Close to home was Axia, a restaurant we had frequented in my childhood days and driven by on countless occasions. Their menu had been expansive, offering popular Asian dishes in the Western world, hence its name. Fond memories surfaced of pad thai occupying the same table as stir fry and sushi. Unfortunately, we learned that this was no longer the case.
The interior had retained the same design backbone as I recalled, though was now furnished with physical panels separating the tables along the south perimeter of the eatery. These new installations alluded to a sense of privacy - a semi-enclosed partition that still enabled easy access to serving staff.
I sure hope you clean it. But what needs more cleaning is your mouth.
My dining partner was quick to select Cantonese Chow Mien given the elimination of the coveted pad thai. I had hoped for a well-rounded medley of sushi, or at least some hearty rice-based entrée. At failing to find it on the menu, I inquired of the availability of one of my favourites.
"Do you have Unagi Donburi?"
"No." came the piercingly blunt response.
"Is there something similar? Or something with unagi?"
She made an "ehhh" sound before muttering "Dragon Roll", which did not speak to the appetite.
"Can I swap in unagi?" I pointed to one of the bento sets.
"Can I add it??"
"You can get a side unagi." she offered briskly, but did not provide any further details.
"Is it on the menu?" My eyes darted to the paper for more information.
"It's not there." came an exasperated sigh.
Seeing my confusion and hesitation, she huffed, "I'll give you a minute. What about drinks?"
We relayed our request for warm water, but not before she spun on her heel without a glance at our irked expressions.
A Nigiri Sushi Bento Box was requested as the main, salad dressing on the side to save a flourishing canker sore from exposure to acidity.

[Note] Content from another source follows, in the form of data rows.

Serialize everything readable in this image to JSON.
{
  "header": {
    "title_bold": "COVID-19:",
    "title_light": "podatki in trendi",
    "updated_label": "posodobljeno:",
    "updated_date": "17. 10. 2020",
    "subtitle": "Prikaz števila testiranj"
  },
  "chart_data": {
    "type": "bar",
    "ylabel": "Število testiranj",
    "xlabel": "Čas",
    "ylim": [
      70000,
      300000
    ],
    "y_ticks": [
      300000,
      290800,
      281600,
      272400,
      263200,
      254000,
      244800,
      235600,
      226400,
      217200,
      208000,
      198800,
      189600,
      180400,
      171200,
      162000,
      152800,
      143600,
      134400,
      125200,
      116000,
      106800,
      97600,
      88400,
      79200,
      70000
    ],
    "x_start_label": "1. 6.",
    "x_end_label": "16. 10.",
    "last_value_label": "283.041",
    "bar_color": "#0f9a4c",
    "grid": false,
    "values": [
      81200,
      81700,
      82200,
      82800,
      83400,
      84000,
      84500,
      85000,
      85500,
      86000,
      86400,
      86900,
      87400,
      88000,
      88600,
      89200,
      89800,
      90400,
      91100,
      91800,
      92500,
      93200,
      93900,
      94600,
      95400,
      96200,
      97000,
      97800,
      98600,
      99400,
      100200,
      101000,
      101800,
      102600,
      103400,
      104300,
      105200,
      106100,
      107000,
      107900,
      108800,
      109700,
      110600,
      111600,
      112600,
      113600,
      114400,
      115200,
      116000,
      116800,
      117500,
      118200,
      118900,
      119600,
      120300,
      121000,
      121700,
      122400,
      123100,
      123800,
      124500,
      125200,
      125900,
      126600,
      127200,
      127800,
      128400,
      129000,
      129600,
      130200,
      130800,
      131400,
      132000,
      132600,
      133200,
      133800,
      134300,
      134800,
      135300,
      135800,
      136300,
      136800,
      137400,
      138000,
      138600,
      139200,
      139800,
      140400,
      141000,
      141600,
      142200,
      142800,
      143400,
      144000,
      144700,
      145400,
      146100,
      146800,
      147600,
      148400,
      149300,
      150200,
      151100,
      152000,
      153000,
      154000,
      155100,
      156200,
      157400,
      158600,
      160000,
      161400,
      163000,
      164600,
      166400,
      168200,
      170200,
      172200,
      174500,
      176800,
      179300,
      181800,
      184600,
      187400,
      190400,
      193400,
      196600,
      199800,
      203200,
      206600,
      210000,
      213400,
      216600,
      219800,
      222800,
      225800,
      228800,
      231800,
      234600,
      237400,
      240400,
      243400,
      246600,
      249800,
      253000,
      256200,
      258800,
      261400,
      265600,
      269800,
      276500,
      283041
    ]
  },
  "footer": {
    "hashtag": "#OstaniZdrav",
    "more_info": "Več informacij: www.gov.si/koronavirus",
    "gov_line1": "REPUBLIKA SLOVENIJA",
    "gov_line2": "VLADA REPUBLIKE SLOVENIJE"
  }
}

The grouch of a server came back in the latter part of our meal, probably against her will (and us against ours for the interaction). Not once did she follow up on our orders, though the supposed manager did with a smile. Her presence was also nonexistent when our departure time loomed near. At being able to flag only the manager once again, we gestured for the bill and takeout containers. As she emerged from the kitchen area, their eyes met, and she turned in the direction of the Styrofoam containers, likely with half-rolled eyes and upturned corners of the lips.
Had the younger member of the serving staff not appeared at our table, nor had the manager compensated for the grump's lack of general respect, I'd have likely opted out of the tip option altogether. A distinct change in attitude was witnessed in her communications with neighbouring tables, concluding that her demeanour was purely situational.

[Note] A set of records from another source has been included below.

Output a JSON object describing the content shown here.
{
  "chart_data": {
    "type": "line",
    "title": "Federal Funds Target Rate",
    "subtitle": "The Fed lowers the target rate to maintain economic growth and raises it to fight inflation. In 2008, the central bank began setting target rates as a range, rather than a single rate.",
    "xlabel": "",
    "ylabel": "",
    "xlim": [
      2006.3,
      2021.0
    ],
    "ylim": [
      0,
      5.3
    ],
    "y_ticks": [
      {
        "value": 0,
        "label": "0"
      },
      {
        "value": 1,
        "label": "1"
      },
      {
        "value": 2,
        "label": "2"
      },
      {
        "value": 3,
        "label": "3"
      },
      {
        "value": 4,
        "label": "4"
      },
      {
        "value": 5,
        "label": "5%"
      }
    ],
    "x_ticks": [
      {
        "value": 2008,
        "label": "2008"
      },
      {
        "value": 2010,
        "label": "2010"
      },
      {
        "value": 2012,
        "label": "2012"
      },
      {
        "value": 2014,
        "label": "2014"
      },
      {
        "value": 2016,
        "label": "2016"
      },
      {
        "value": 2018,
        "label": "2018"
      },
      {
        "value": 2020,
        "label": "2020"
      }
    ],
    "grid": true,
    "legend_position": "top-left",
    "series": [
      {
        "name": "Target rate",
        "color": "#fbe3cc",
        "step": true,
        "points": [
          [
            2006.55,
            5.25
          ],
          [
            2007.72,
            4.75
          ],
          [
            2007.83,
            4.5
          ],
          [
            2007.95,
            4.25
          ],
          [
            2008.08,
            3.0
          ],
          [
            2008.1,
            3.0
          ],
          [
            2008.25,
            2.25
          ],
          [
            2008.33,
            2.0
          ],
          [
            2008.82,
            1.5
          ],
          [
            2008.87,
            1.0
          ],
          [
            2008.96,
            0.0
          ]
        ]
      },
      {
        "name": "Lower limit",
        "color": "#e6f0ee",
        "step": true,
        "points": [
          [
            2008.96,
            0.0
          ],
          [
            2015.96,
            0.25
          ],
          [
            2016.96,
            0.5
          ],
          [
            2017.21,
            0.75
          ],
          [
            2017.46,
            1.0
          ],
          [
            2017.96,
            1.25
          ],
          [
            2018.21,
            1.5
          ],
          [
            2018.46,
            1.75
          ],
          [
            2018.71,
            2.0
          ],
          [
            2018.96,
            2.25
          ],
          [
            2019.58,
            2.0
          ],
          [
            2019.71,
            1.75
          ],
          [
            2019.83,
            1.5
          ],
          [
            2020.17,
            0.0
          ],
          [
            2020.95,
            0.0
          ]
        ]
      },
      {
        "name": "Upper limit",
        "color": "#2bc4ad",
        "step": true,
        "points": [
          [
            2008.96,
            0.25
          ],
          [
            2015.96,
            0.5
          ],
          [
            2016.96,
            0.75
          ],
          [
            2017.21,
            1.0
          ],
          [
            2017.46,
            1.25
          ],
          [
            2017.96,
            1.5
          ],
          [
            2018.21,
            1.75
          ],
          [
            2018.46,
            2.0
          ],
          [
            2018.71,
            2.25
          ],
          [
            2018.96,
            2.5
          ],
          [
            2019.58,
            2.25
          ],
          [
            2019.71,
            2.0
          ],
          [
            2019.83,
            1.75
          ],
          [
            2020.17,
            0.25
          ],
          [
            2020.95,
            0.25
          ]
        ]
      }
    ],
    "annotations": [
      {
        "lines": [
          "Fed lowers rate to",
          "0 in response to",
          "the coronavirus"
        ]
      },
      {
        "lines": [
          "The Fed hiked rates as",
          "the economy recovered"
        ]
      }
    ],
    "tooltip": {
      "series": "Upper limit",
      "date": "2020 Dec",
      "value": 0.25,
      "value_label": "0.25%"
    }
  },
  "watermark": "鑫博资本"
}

Greasy fumes welcomed us back into Canadian climate, likely the culprit of Nani's next-door neighbour, Gladiator Burger and Steak. The intensity of these fumes grew more prominent inside the gelato parlour, leading one to hypothesize the possibility of a shared ventilation system.
We joined the lineup, which moved at an ever unhurried pace. The three staff members behind the counter were ridiculously patient, and the dessert shop's patrons operating at an equally leisurely manner. When our chance finally rolled around, I vocalized the trip as our first visit. Without hesitation, we were given brief introductions of the gelato assortment - rotated every two weeks - and made aware of sampling privileges. Two samples were permitted per customer, thus we opted for Pistachio, Purple Rice Coconut, Tiramisu, and Rosewater Cardamom. The second and third flavours were deemed bland, in particular the Tiramisu with its lack of Kahlua and strictly vegan properties.
Earl Grey offered a subtle hint of black tea and indiscernible quantities of vanilla. It adopted a similar texture to the Rosewater Cardamom, which was as creamy as it was delicate. Softening even in the bleak outdoor conditions was the Meyer Lemon Sorbetto - a tangy upgrade from commercial-grade, sugar-laden sorbets à la Baskin Robbins. Pistachio, known to be their most adored flavour to date, was crowned the favourite of our picks. Richly flavoured, velvety smooth, and brimming with shards of the vibrant green nut, the formula was so impactful that I rejoined the queue minutes later to purchase a pint. A couple who had preceded us in the first queue did the same, then retreated to their car as giddily as I had.
To which I was compelled to retort: "Are you really Canadian if you haven't had ice cream in the winter?!"